Most are descendants of people who fled Palestine in the 1948 war that led to the creation of the state of Israel.

US President Donald Trump and his aides say they want to improve the Palestinians' plight, as well as start negotiations on an Israeli-Palestinian peace agreement.

But under Trump, Washington has taken a number of actions that have alienated the Palestinians, including the recognition of Jerusalem as Israel’s capital. That move - a reversal of longtime US policy - led Palestinian leadership to boycott Washington's peace efforts.

The United States paid out $60 million to UNRWA in January but withheld another $65 million pending a review.

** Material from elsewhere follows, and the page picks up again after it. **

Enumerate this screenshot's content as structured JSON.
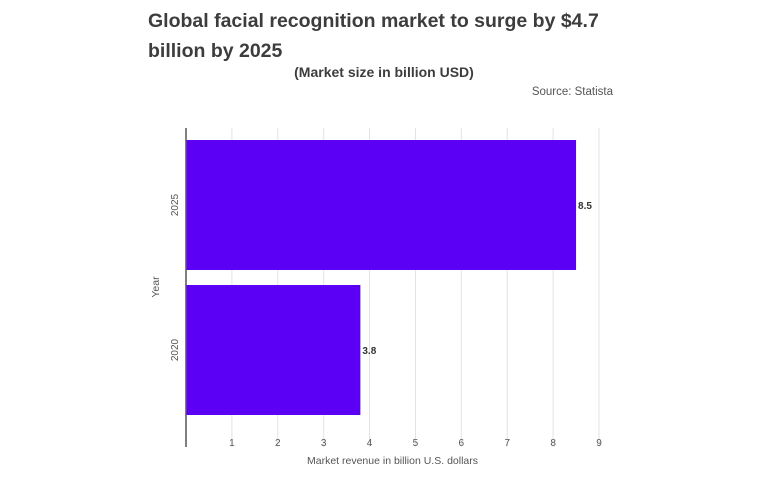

"Such a punishment will not succeed to change the fact that the United States no longer has a role in the region and that it is not a part of the solution," Abbas spokesman Nabil Abu Rdainah told Reuters.

He said "neither the United States nor else will be able to dissolve” UNRWA.

In Gaza, the group Hamas also condemned the US move as a "grave escalation against the Palestinian people."

"The American decision aims to wipe out the right of return and is a grave US escalation against the Palestinian people," said Hamas spokesman Sami Abu Zuhri.

Abu Zuhri said the "US leadership has become an enemy of our people and of our nation and we will not surrender before such unjust decisions."

Earlier on Friday, German Foreign Minister Heiko Maas said Germany would increase its contributions to UNRWA because the funding crisis was fueling uncertainty. 

"The loss of this organization could unleash an uncontrollable chain reaction," Maas said.

UNRWA has faced a cash crisis since the United States, long its biggest donor, slashed funding earlier this year, saying the agency needed to make unspecified reforms and calling on the Palestinians to renew peace talks with Israel.

The last peace talks collapsed in 2014, partly because of Israel's opposition to an attempted unity pact between the Fatah and Hamas Palestinian factions and to Israeli settlement building on occupied land that Palestinians seek for a state, among other factors.